Size: 142 x 75mm
Main color: orange-brown
Date of issue: 7 November 2000
Date ceased to be legal tender: 1 March 2018
The Series V banknote, the 10 pound note, entered circulation on 7 November 2000. It features a portrait of Charles Darwin, the Victorian naturalist who developed the theory of evolution. Also pictured is an illustration of Darwin 's own magnifying lens and the flora and fauna that he may have come across on his travels. The banknote was withdrawn from circulation after 1 March 2018. For information about how to exchange withdrawn notes check Bank of England Exchanging old banknotes page.
Security features can help you to tell if a £10 Series V note is fake or real.
(1)Check he paper and raised print
Banknotes are printed on special paper that gives them their unique feel. By running your finger across the front of the 10 pound note you can feel raised print in areas such as the words ‘Bank of England’.
(2)Check the metallic thread
There is a metallic thread embedded in every banknote. This appears as silver dashes on the back of the Series V 10 pounds note. If you hold note up to the light the metallic thread will appear as a continuous dark line.
(3)Check the watermark.
Hold the banknote up to the light and you will see the image of the Queen’s portrait.
(4)Check the print quality.
The printed lines and colors on the £10 note are sharp, clear and free from smudges or blurred edges.

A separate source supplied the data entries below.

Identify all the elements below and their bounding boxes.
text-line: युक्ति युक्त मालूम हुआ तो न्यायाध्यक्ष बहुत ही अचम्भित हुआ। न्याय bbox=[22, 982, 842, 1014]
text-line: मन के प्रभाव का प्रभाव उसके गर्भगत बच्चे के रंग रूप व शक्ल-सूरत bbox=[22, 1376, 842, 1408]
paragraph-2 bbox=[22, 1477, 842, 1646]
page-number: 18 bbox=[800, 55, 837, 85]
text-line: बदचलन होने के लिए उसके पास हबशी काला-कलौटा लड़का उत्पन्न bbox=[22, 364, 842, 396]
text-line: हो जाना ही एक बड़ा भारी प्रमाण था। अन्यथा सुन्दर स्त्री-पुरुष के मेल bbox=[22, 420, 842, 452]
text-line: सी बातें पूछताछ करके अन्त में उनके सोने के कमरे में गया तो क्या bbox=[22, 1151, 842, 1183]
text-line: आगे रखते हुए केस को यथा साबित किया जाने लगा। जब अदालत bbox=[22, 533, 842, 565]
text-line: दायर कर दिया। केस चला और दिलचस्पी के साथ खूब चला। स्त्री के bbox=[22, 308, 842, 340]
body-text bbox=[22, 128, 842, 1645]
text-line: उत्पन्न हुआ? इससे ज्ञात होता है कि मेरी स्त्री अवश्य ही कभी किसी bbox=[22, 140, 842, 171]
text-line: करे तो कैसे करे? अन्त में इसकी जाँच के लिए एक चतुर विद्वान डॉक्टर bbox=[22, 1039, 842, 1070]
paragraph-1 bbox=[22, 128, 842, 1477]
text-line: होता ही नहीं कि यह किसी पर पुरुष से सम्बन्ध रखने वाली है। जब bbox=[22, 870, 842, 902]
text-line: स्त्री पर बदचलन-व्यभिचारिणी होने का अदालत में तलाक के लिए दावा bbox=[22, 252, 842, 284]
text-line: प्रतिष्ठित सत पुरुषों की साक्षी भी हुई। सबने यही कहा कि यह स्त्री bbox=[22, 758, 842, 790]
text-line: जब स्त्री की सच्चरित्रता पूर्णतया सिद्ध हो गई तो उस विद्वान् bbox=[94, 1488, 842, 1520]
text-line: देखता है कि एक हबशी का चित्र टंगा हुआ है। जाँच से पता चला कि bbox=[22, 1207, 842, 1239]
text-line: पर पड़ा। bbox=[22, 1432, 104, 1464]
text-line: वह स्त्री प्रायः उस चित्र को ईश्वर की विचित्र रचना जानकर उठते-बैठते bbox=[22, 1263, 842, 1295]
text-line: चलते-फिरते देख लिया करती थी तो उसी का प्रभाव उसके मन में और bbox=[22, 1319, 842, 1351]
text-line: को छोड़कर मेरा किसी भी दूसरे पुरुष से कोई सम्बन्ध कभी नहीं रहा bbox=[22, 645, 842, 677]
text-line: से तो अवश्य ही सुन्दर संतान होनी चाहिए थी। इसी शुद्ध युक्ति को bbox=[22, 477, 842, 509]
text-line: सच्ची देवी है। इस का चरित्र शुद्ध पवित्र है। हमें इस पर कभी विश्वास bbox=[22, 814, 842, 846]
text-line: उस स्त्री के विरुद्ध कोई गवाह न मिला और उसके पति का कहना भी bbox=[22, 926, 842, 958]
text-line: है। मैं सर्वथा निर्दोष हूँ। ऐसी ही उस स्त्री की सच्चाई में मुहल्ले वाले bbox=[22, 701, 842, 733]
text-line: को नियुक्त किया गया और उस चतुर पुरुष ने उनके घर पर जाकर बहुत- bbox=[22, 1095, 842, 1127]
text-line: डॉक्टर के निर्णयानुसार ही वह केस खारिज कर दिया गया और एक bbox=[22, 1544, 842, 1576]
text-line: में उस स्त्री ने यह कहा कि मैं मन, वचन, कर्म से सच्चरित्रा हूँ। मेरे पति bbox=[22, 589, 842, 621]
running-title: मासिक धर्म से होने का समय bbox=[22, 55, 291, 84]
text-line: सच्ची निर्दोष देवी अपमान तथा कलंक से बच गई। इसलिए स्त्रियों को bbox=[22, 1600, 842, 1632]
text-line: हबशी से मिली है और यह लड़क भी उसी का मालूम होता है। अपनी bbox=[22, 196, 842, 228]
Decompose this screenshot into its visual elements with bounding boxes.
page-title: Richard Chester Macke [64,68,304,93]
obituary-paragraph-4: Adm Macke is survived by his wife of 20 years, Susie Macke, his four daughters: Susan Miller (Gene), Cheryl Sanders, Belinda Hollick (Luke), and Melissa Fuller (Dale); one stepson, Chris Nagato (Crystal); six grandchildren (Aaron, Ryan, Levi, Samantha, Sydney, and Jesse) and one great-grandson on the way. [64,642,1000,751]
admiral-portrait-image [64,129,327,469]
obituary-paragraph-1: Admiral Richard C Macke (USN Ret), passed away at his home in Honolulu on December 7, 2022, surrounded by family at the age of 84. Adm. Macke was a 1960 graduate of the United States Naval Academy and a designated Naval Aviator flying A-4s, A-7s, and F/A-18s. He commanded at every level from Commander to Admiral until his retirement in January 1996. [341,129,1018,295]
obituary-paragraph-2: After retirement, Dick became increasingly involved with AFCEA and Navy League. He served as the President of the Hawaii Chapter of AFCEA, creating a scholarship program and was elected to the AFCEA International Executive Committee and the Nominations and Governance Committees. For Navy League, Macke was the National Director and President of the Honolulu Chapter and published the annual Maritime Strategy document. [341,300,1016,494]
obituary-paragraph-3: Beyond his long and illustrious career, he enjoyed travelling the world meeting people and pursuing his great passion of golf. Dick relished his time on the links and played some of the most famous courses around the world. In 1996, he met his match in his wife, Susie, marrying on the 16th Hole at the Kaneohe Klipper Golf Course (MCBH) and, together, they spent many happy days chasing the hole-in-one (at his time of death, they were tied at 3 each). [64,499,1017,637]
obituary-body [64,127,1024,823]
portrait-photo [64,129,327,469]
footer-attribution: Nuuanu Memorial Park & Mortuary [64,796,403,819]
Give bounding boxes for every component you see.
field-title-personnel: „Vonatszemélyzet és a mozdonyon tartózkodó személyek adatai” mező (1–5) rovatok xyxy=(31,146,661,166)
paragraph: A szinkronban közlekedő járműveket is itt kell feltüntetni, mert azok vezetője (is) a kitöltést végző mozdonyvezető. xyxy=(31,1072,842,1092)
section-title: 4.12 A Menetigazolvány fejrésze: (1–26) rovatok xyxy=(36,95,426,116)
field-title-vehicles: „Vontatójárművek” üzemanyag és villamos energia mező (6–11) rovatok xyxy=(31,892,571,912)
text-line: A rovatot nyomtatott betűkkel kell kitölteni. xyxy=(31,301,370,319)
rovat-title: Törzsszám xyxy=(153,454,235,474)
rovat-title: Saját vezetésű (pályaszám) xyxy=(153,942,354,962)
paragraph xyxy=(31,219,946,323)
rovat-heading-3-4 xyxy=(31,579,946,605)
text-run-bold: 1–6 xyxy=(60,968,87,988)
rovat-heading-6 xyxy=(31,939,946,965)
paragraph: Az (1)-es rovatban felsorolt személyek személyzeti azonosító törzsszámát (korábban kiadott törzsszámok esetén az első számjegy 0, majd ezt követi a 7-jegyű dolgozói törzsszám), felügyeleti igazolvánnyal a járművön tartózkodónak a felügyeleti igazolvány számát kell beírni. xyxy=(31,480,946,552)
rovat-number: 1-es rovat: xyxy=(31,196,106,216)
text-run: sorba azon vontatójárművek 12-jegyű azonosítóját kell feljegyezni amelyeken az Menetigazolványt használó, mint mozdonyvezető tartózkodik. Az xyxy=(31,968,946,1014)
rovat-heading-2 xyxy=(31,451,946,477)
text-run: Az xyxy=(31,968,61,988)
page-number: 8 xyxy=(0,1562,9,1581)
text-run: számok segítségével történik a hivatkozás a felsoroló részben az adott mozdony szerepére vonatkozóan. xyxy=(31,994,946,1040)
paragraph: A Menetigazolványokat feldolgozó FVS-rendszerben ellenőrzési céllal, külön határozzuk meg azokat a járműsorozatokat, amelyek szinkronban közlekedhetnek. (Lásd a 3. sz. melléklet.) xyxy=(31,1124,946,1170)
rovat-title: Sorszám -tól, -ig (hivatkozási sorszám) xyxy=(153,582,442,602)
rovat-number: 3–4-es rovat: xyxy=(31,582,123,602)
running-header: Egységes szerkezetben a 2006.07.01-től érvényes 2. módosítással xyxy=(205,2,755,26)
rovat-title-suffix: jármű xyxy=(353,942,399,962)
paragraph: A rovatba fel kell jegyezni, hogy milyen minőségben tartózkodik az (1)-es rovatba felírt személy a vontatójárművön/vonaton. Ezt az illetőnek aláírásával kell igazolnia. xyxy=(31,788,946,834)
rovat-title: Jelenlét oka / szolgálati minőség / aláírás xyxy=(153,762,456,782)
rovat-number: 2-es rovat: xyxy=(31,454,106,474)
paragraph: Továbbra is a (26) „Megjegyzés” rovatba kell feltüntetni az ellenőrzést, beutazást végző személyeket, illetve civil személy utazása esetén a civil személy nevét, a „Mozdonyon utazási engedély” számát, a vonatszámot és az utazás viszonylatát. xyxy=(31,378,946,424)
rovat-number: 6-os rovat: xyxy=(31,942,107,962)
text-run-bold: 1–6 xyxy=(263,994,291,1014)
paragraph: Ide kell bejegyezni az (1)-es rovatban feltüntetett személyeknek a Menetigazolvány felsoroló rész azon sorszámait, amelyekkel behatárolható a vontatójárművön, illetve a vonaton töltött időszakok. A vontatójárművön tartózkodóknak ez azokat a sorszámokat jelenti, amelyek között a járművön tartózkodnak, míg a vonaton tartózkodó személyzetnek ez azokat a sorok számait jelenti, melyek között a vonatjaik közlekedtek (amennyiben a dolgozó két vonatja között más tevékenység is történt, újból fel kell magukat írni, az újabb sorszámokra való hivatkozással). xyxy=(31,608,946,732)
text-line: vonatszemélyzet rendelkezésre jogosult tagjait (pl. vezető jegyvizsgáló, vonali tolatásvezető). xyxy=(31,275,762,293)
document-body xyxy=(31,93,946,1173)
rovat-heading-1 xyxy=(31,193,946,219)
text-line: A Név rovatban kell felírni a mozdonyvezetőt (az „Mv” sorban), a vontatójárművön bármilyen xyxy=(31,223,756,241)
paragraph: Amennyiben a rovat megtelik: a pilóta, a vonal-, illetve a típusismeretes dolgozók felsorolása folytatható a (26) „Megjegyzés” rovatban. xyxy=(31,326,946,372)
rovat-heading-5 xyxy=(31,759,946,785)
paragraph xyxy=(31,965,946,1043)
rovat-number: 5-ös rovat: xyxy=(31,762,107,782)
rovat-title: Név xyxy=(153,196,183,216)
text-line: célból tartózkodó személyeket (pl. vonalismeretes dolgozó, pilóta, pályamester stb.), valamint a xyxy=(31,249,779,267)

Using a magnifying glass, look closely at the lettering beneath the Queen’s portrait on the £10- you will see the value of the note written in small letters and numbers.
(6)Check the ultra-violet feature
If you look at the front of the note under a good quality ultra-violet light, the number 10 appears in bright red and green whilst the background remains dull in contrast.
(7)Check the hologram
There is a hologram on the foil patch on the front of the Ten pound note. If you tilt the note, the image will change between a brightly colored picture of Britannia and the number 10.